The remarks were taken in the US as an ‘outrage,’ and a slap in the face to Barack Obama, who has indicated that he would be willing to talk with our adversaries.  But to talk to our enemies–to at least initiate a conversation–is not appeasement.  That’s when you give your enemy something that he wants so that, hopefully, he’ll go away and not bother you again.

Years ago, we considered communism as radical, if not necessarily terrorist.  Yet we talked with the Russians and the Chinese, and despite their far greater power to destroy us than the current threat, we were able to keep the world in one piece.

It doesn’t hurt, other than from the standpoint of national pride, of which we have more than enough, to try to talk to our enemies, recognizing, however, that they may not want to talk to us.  One of the essential reasons that our enemies are our enemies is that they believe that their cause is right, and Bush is correct in noting that it’s really unlikely that “some ingenious argument will persuade them that they have been wrong all along.”

On the other hand, if Bush is looking to lecture someone about the futility of negotiating with terrorists, he needed only to look around him in the Knesset, or in a mirror.

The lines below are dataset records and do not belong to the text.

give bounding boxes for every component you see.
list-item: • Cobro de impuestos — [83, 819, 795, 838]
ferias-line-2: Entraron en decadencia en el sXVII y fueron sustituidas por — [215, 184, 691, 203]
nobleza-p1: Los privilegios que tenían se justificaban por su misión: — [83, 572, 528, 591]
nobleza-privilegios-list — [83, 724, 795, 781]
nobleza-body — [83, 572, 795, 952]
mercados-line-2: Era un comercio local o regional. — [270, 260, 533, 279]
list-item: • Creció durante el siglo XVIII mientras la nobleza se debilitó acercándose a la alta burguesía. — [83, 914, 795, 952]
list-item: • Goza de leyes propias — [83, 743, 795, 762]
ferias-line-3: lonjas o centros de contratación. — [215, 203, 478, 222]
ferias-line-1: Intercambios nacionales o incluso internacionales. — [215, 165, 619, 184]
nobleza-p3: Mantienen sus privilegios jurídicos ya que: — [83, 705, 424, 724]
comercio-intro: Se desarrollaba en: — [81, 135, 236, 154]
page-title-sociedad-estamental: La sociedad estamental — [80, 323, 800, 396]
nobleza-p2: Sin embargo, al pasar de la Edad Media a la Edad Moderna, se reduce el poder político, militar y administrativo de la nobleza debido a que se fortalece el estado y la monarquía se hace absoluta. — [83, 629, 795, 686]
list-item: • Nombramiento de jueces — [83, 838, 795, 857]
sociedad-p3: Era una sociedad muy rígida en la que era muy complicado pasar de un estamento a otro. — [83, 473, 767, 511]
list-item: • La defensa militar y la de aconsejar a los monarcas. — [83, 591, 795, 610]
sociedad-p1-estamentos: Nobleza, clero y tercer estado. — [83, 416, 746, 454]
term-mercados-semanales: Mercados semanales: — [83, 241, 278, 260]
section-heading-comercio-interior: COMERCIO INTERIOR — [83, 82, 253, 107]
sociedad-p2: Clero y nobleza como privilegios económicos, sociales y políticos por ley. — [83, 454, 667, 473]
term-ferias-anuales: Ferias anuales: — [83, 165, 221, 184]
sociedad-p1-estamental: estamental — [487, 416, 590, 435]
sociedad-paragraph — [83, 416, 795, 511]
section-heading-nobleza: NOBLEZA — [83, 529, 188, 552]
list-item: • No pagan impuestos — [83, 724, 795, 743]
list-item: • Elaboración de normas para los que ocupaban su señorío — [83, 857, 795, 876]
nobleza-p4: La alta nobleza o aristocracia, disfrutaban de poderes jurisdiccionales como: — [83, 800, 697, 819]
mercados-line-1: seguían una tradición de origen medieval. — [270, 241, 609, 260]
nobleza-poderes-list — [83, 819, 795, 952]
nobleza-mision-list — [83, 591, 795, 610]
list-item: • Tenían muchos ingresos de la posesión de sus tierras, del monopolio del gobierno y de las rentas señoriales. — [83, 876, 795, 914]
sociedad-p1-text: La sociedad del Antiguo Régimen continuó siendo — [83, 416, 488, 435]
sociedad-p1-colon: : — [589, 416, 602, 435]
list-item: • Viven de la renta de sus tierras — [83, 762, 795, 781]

For decades, Israel has been engaged in one ‘peace process’ or another in which it concedes something of value  to its enemies (who are sworn to Israel’s destruction) in exchange for peace, but the peace never materializes.  (Can someone explain to me how this differs from appeasement?)

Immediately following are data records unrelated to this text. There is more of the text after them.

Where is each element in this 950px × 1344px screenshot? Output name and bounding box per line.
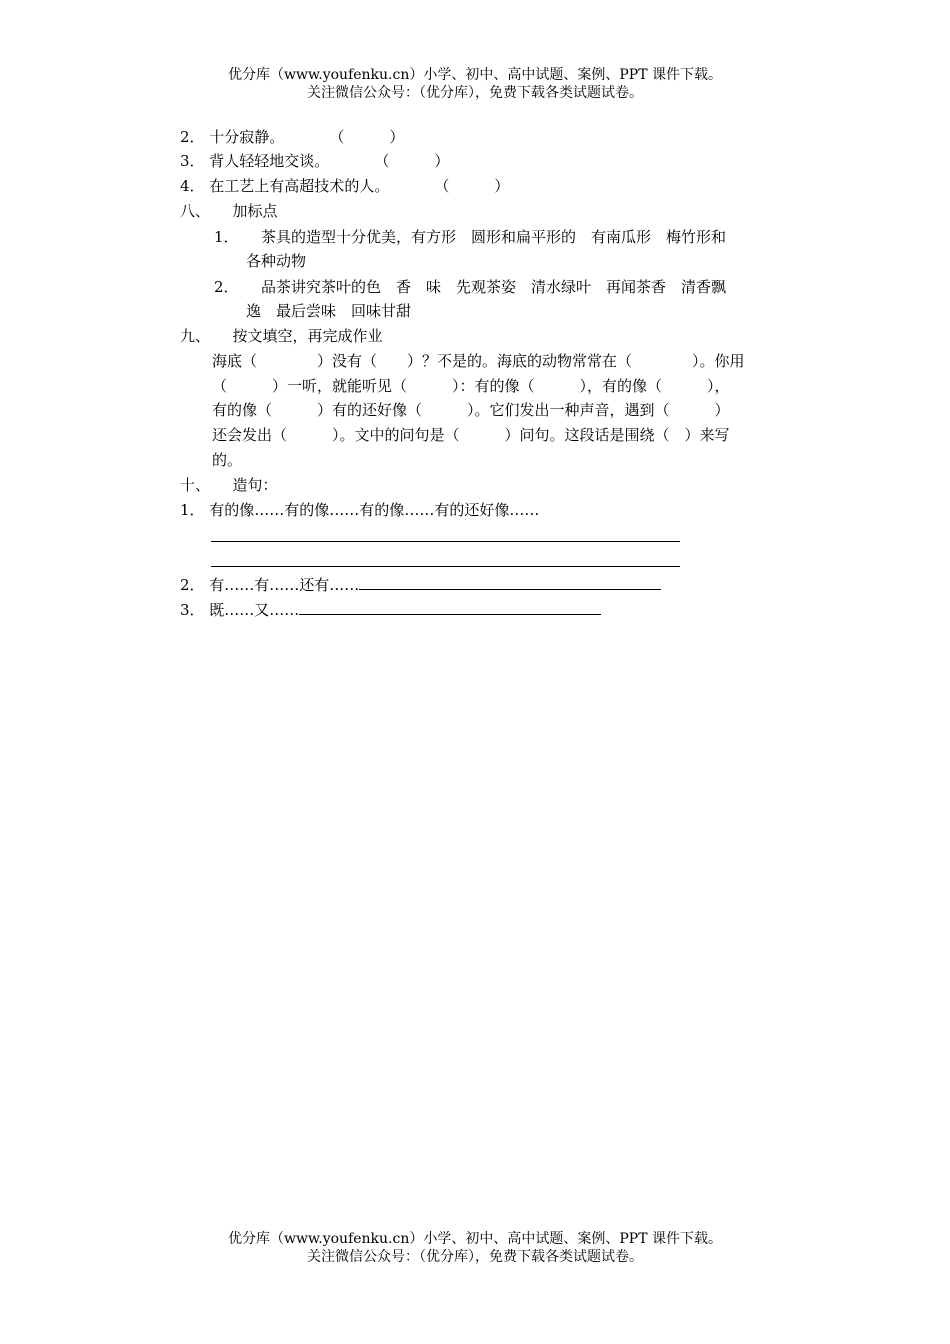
section-10-item-3-row <box>180 600 601 620</box>
header-line-2: 关注微信公众号：（优分库），免费下载各类试题试卷。 <box>307 85 643 101</box>
question-7-3: 3． 背人轻轻地交谈。 （ ） <box>180 152 450 170</box>
section-8-item-1-line-1: 1． 茶具的造型十分优美，有方形 圆形和扁平形的 有南瓜形 梅竹形和 <box>214 228 727 246</box>
section-10-item-2-row <box>180 575 661 595</box>
question-7-2: 2． 十分寂静。 （ ） <box>180 128 405 146</box>
section-9-line-4: 还会发出（ ）。文中的问句是（ ）问句。这段话是围绕（ ）来写 <box>212 426 730 444</box>
answer-line[interactable] <box>211 566 680 567</box>
section-10-item-1: 1． 有的像……有的像……有的像……有的还好像…… <box>180 501 540 519</box>
page-footer <box>0 1230 950 1266</box>
section-8-item-2-line-2: 逸 最后尝味 回味甘甜 <box>246 302 412 320</box>
section-10-item-2: 2． 有……有……还有…… <box>180 576 360 594</box>
question-7-4: 4． 在工艺上有高超技术的人。 （ ） <box>180 177 510 195</box>
answer-line[interactable] <box>359 575 661 590</box>
section-8-item-2-line-1: 2． 品茶讲究茶叶的色 香 味 先观茶姿 清水绿叶 再闻茶香 清香飘 <box>214 278 727 296</box>
section-8-item-1-line-2: 各种动物 <box>246 252 307 270</box>
section-10-item-3: 3． 既……又…… <box>180 601 300 619</box>
answer-line[interactable] <box>299 600 601 615</box>
answer-line[interactable] <box>211 541 680 542</box>
section-9-heading: 九、 按文填空，再完成作业 <box>180 327 383 345</box>
header-line-1: 优分库（www.youfenku.cn）小学、初中、高中试题、案例、PPT 课件下载。 <box>227 67 722 83</box>
section-9-line-2: （ ）一听，就能听见（ ）：有的像（ ），有的像（ ）， <box>212 377 730 395</box>
section-10-heading: 十、 造句： <box>180 476 278 494</box>
footer-line-1: 优分库（www.youfenku.cn）小学、初中、高中试题、案例、PPT 课件下载。 <box>227 1231 722 1247</box>
section-9-line-3: 有的像（ ）有的还好像（ ）。它们发出一种声音，遇到（ ） <box>212 401 730 419</box>
section-9-line-5: 的。 <box>212 451 243 469</box>
section-9-line-1: 海底（ ）没有（ ）？不是的。海底的动物常常在（ ）。你用 <box>212 352 745 370</box>
page-header <box>0 66 950 102</box>
section-8-heading: 八、 加标点 <box>180 202 278 220</box>
footer-line-2: 关注微信公众号：（优分库），免费下载各类试题试卷。 <box>307 1249 643 1265</box>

The Palestinians, with at least the tacit consent of their government, launch rockets into Israel, and Israel, for its part, keeps a stiff upper lip about the destruction they cause.  On the other hand, if Israel exercises its right of retaliation, they are quickly brought to heel by world opinion for having created a ‘humanitarian crisis.’

For his part, after his trip to Israel, Our Fearless Leader went to Riyadh, where he tried to persuade the Saudis  to open the spigots and produce more oil.  The Saudis said no.  Bush made a similar trip earlier this year, complaining about how the high price of oil was affecting the American economy, with the same result.

On the one hand, the Saudis probably see themselves as businessmen, facing one of the basic problems of any business: establishing the most satisfactory price for their product.  But then why are we trying to bend over backwards to be their friends?  (Oh, that’s right: we do that anyway: at all levels of government, we’re more than happy to help big businesses because they will purportedly help the economy.)

On the other hand, the Saudi government does things to its people that would result in armed revolution if anyone tried them here.  And Saudi Arabia is the homeland of most of the 11 September hijackers.

So are they really our friends?

I don’t know, but I guess we have to keep up the illusion that they are, because otherwise they won’t sell us oil, and then we’ll all starve.